The 6 D’s of Drug Discovery

The digitization and dematerialization of drug discovery has already happened.

Thanks to converging breakthroughs in machine learning, drug discovery and molecular biology, companies like Insilico can now do with 50 people what the pharmaceutical industry can barely do with an army of 5,000.

As computing power improves, we’ll be able to bring novel therapies to market at lightning speeds, at much lower cost, and with no requirement for massive infrastructure and investments. These therapies will demonetize and democratize as a result.

Add to this anticipated breakthroughs in quantum computing, and we’ll soon witness an explosion in the number of molecules that can be tested (with much higher accuracy).

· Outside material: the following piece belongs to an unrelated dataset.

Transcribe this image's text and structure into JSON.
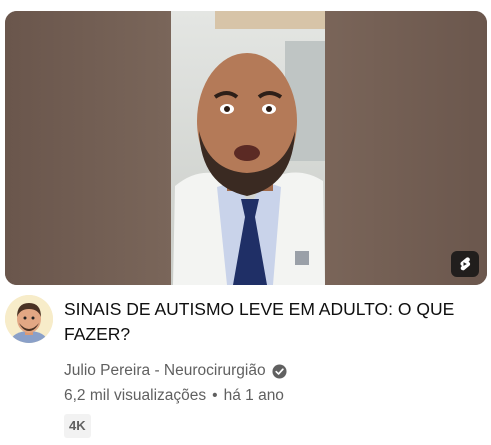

Finally, AI enables us to produce sophisticated, multitarget drugs. “Currently, the pharma model in general is very simplistic. You have one target and one disease — but usually a disease is not one target, it is many targets,” Alex has explained.

Final Thoughts

Inefficient, slow-to-innovate, and risk-averse industries will all be disrupted in the years ahead. Big Pharma is an area worth watching right now, no matter your industry.

Converging technologies will soon enable extraordinary strides in longevity and disease prevention, with companies like Insilico leading the charge.

Fueled by massive datasets, skyrocketing computational power, quantum computing, blockchain-enabled patient access, cognitive surplus capabilities and remarkable innovations in AI, the future of human health and longevity is truly worth getting excited about.

Rejuvenational biotechnology will be commercially available sooner than you think. When I asked Alex for his own projection, he set the timeline at “maybe 20 years — that’s a reasonable horizon for tangible rejuvenational biotechnology."

Alex’s prediction may even be conservative.

My friend Ray Kurzweil often discusses the concept of “longevity escape velocity” — the point at which, for every year that you’re alive, science is able to extend your life for more than a year.

With a record-breaking prediction accuracy of 86 percent, Ray predicts “it’s likely just another 10 to 12 years before the general public will hit longevity escape velocity.”

How might you use an extra 20 or more healthy years in your life? What impact would you be able to make?